Lukisan alam yang tak terindera

Mata inderawi kita tak bisa mengenali kepersisan bentuk seperti aselinya, sebab lukisan-lukisan itu abstraktif.

Bambang Asrini Widjanarko. Foto istimewa

Menikmati lukisan-lukisan Restu Taufik Akbar di CG artspace, Pondok Pinang, Jakarta, yang merupakan kerja kolaborasi dua galeri seni rupa, yakni Rumah Miring-CG Artspace dan Artsocietes. Acara yang dihelat pada Akhir Mei sampai awal Juni ini, kita sebagai apresian menjadi tetiba menyukai melamun, atau termenung tepatnya, menggunakan nalar pun sekaligus rasa kita.

Lukisan-lukisan abstrak, yang tak membentuk pola-pola presisi objek-objek yang kita kenali, misalnya dalam lukisan Taufik seperti daun, pohon, dan air menjadi imej-imej terpiuh.

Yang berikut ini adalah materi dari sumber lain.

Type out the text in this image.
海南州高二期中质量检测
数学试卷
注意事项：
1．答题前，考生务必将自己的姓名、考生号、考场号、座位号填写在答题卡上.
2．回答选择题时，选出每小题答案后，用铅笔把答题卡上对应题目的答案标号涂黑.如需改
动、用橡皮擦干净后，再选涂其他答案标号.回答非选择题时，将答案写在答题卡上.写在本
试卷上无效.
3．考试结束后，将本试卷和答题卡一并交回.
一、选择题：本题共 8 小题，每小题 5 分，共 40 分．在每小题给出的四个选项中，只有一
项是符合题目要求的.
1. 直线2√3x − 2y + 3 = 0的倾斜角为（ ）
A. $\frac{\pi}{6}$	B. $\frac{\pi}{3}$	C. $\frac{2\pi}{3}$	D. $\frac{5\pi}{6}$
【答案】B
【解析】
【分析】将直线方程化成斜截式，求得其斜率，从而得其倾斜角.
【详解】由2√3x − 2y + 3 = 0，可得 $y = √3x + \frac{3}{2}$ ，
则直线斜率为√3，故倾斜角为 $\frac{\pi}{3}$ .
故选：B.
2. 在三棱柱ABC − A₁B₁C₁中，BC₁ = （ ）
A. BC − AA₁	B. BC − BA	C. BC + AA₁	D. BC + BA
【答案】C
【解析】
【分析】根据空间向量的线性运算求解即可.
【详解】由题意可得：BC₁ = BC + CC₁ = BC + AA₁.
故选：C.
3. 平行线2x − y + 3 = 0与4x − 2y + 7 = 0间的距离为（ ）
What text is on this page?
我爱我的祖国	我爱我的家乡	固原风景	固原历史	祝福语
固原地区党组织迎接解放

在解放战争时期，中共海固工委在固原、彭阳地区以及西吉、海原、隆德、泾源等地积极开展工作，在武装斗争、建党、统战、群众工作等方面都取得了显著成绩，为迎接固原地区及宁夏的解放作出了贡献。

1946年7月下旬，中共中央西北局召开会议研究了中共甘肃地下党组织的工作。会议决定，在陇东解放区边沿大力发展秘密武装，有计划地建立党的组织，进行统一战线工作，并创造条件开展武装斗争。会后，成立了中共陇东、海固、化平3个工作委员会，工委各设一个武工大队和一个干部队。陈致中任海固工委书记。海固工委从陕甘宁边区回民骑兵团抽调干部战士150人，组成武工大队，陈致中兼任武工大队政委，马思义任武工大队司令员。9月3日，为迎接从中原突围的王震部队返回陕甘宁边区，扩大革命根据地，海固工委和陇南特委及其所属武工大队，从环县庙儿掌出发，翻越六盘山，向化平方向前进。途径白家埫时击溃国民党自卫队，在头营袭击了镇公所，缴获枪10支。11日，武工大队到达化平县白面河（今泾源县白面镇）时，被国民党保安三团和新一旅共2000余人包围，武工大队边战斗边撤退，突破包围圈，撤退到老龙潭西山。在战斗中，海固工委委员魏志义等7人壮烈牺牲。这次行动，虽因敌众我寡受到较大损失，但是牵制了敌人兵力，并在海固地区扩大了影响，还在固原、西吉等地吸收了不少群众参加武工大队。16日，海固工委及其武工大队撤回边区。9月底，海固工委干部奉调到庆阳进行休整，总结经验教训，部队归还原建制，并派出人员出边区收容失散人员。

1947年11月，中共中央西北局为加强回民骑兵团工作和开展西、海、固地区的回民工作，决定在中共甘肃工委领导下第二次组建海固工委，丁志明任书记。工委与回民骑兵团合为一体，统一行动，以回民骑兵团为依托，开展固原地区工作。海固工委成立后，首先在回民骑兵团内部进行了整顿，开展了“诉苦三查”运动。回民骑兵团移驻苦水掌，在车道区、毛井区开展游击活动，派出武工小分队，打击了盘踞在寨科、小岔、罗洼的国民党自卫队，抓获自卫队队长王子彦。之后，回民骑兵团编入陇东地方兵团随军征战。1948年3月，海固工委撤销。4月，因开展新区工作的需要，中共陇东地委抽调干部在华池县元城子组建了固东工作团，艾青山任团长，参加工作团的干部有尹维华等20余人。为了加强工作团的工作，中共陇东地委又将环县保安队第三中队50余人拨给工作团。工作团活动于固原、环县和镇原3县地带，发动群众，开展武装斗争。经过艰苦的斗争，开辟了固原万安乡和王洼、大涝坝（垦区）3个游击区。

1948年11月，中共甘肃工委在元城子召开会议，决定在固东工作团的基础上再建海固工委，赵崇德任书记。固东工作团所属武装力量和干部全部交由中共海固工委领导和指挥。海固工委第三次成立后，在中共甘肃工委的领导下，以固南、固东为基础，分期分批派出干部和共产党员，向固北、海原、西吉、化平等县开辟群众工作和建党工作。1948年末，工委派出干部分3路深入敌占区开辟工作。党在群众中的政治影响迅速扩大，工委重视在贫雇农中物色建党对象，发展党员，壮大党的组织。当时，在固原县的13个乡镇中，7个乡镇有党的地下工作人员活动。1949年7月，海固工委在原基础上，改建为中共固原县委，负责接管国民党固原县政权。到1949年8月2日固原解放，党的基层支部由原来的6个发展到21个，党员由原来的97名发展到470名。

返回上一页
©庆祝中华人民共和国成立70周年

Mata inderawi kita tak bisa mengenali kepersisan bentuk seperti aselinya, sebab lukisan-lukisan itu abstraktif. Ditambah dengan secara fisik, kanvas lukisanya-baik yang berukuran besar dan kecilnya, yang biasanya menjadi latar lukisan tetiba juga diimbuhi ada kilauan dan bentuk cermin. Secara riil, cermin itu ada dan kita sadari di ruang pamer seperti seolah melihat bayangan kita sendiri sebagi manusia yang melihat alam.

Kemudian, pameran solo yang diberi judul “The object closer the they are appear” ini, mengantar kita pada sejumlah pemikiran-pemikiran termasuk ungkapan senimannya secara visual di lukisan pun pengantar kuratorial dari Agung Hujatnikajenong yang cukup mengesankan.

Seni rupa memang adalah produk pemikiran sekaligus rasa; yang estetis sekaligus yang spiritual, tentunya tak semestinya yang kita lihat saja, namun bangunan konsep sebagai latar wacana dan pada akhirnya: pengalaman rasa tertentu yang membimbing kita untuk mengapresiasi.